Este blog começa hoje, 17 de janeiro de 2011, como resultado de um projeto de pesquisa que foi contemplado com a Bolsa Funarte de Reflexão Crítica em Mídias Digitais de 2010. O nome original do projeto é “O efêmero em questão: produção de um livro-reportagem sobre teatro na internet a partir do caso do Teatro para Alguém“, que obviamente trata-se de um estudo, a ser publicado em livro ao final do 1º semestre de 2011, sobre teatro na internet a partir do caso do grupo paulista Teatro para Alguém, primeira cia. de teatro a produzir peças exclusivamente para a web.

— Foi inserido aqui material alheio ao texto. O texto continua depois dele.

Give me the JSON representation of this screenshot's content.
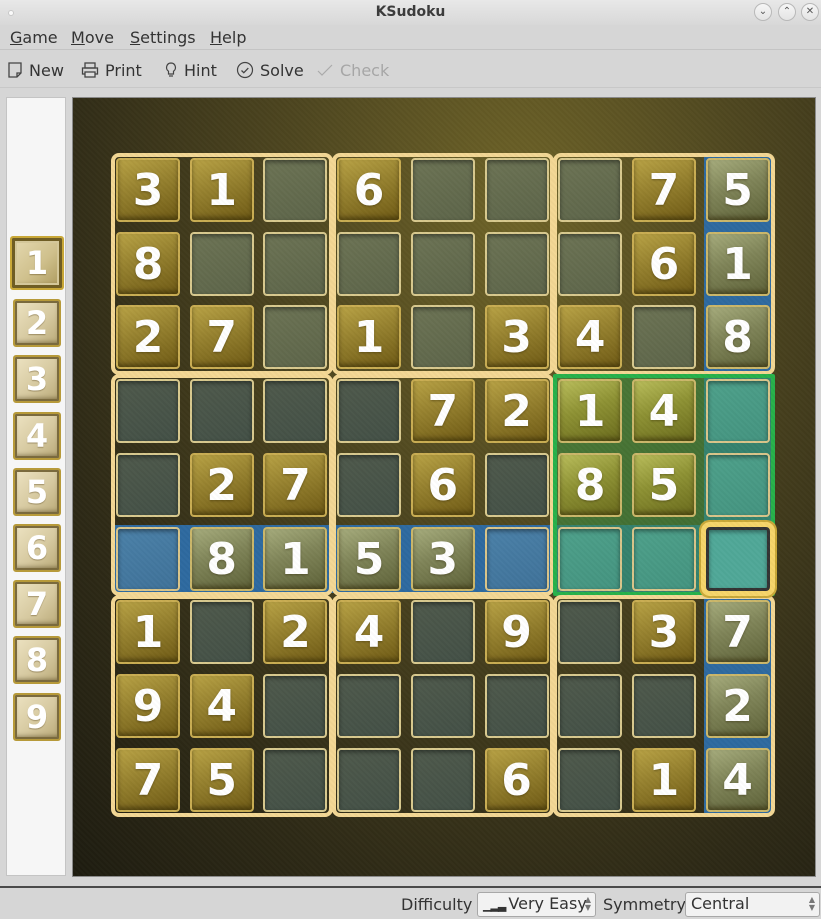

O projeto de pesquisa, que pode ser visto na íntegra por aqui [antes de clicar e ler, considere que todo projeto não passa disso, um projeto, e tente assim desconsiderar algumas inocências típicas de projeções], consiste da produção de um livro-reportagem centrado na observação/entrevista com o pessoal do Teatro para Alguém recheado com outras entrevistas e mais pesquisas bibliográficas. Na medida do possível, publicarei todas as entrevistas na íntegra por aqui, em texto e áudio (possivelmente em vídeo), assim como os fichamentos que realizarei durante estes seis meses de pesquisa. A ideia é disponibilizar no blog todo o material de pesquisa, bem como impressões no calor da hora e aportes de quem quiser ajudar, porque esse projeto, afinal de contas, tem financiamento público, e pra mim é uma obrigação e um prazer torná-lo o mais transparente e aberto possível.

Alguns podem perguntar o porquê do “teatralidade” em vez do teatro. A questão é que o que sempre caracterizou o fazer teatral, desde os primórdios tempos da Grécia Antiga até hoje, é a questão da presença, do efêmero, do aqui e agora, e não do depois. Por conta disso, o termo “teatralidade” talvez seja mais correto do que “teatro”, já que muitos não consideram teatro aquilo que, por exemplo, é feito no Teatro para Alguém.

Mas outros podem perguntar: se não é teatro, é o quê? É justamente essa pergunta que motiva esta pesquisa. Continue por aqui que, provavelmente, até o fim de julho de 2011 você terá algumas respostas.